Department of Computer Science and Engineering, University of Electronic Science and Technology of China, Chengdu, Sichuan, 611731, China.
Department of Psychiatry, University of Pennsylvania, Philadelphia, PA, 19104, USA.
Sci Rep. 2018 Feb 6;8(1):2507. doi: 10.1038/s41598-018-20123-8.
A critical mystery in neuroscience lies in determining how anatomical structure impacts the complex functional dynamics of the brain. How does large-scale brain circuitry constrain states of neuronal activity and transitions between those states? We address these questions using a maximum entropy model of brain dynamics informed by white matter tractography. We demonstrate that the most probable brain states - characterized by minimal energy - display common activation profiles across brain areas: local spatially-contiguous sets of brain regions reminiscent of cognitive systems are co-activated frequently. The predicted activation rate of these systems is highly correlated with the observed activation rate measured in a separate resting state fMRI data set, validating the utility of the maximum entropy model in describing neurophysiological dynamics. This approach also offers a formal notion of the energy of activity within a system, and the energy of activity shared between systems. We observe that within- and between-system energies cleanly separate cognitive systems into distinct categories, optimized for differential contributions to integrated versus segregated function. These results support the notion that energetic and structural constraints circumscribe brain dynamics, offering insights into the roles that cognitive systems play in driving whole-brain activation patterns.
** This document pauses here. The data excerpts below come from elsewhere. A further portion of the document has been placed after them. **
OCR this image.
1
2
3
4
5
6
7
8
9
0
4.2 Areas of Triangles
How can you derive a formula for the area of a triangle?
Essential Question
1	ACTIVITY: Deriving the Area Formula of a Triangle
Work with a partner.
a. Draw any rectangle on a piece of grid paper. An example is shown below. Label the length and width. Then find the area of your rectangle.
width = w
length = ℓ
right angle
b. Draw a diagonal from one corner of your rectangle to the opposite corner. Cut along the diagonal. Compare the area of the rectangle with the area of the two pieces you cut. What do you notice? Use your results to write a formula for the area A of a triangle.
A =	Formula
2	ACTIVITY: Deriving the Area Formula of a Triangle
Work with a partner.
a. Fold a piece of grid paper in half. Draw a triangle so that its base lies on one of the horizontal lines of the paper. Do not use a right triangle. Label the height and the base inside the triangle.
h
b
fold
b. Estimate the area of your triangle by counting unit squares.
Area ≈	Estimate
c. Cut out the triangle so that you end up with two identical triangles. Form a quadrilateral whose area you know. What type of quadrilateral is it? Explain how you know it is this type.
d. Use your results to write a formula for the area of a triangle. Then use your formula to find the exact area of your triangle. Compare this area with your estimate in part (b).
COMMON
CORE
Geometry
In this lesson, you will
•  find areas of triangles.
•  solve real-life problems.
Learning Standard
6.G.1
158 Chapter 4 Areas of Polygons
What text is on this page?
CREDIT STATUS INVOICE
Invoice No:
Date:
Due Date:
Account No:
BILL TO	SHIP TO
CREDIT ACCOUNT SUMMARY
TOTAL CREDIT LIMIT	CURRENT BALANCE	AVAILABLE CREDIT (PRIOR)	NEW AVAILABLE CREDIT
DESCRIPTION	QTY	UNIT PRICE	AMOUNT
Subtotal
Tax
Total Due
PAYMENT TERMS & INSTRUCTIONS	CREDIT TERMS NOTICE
神经科学中的一个关键难题在于确定解剖结构如何影响大脑的复杂功能动态。大规模的大脑回路如何限制神经元活动的状态和这些状态之间的转换?我们使用基于白质束追踪的大脑动力学最大熵模型来解决这些问题。我们证明,最可能的大脑状态 - 以最小能量为特征 - 在大脑区域之间显示出共同的激活模式:局部空间连续的一组大脑区域类似于认知系统经常被共同激活。这些系统的预测激活率与在单独的静息状态 fMRI 数据集测量的观察到的激活率高度相关,验证了最大熵模型在描述神经生理动力学方面的实用性。这种方法还提供了系统内活动能量和系统间活动能量的形式化概念。我们观察到,系统内和系统间的能量可以将认知系统清晰地分为不同的类别,为整合功能和分离功能的不同贡献进行了优化。这些结果支持这样一种观点,即能量和结构约束限制了大脑的动力学,为认知系统在驱动整个大脑激活模式中所起的作用提供了见解。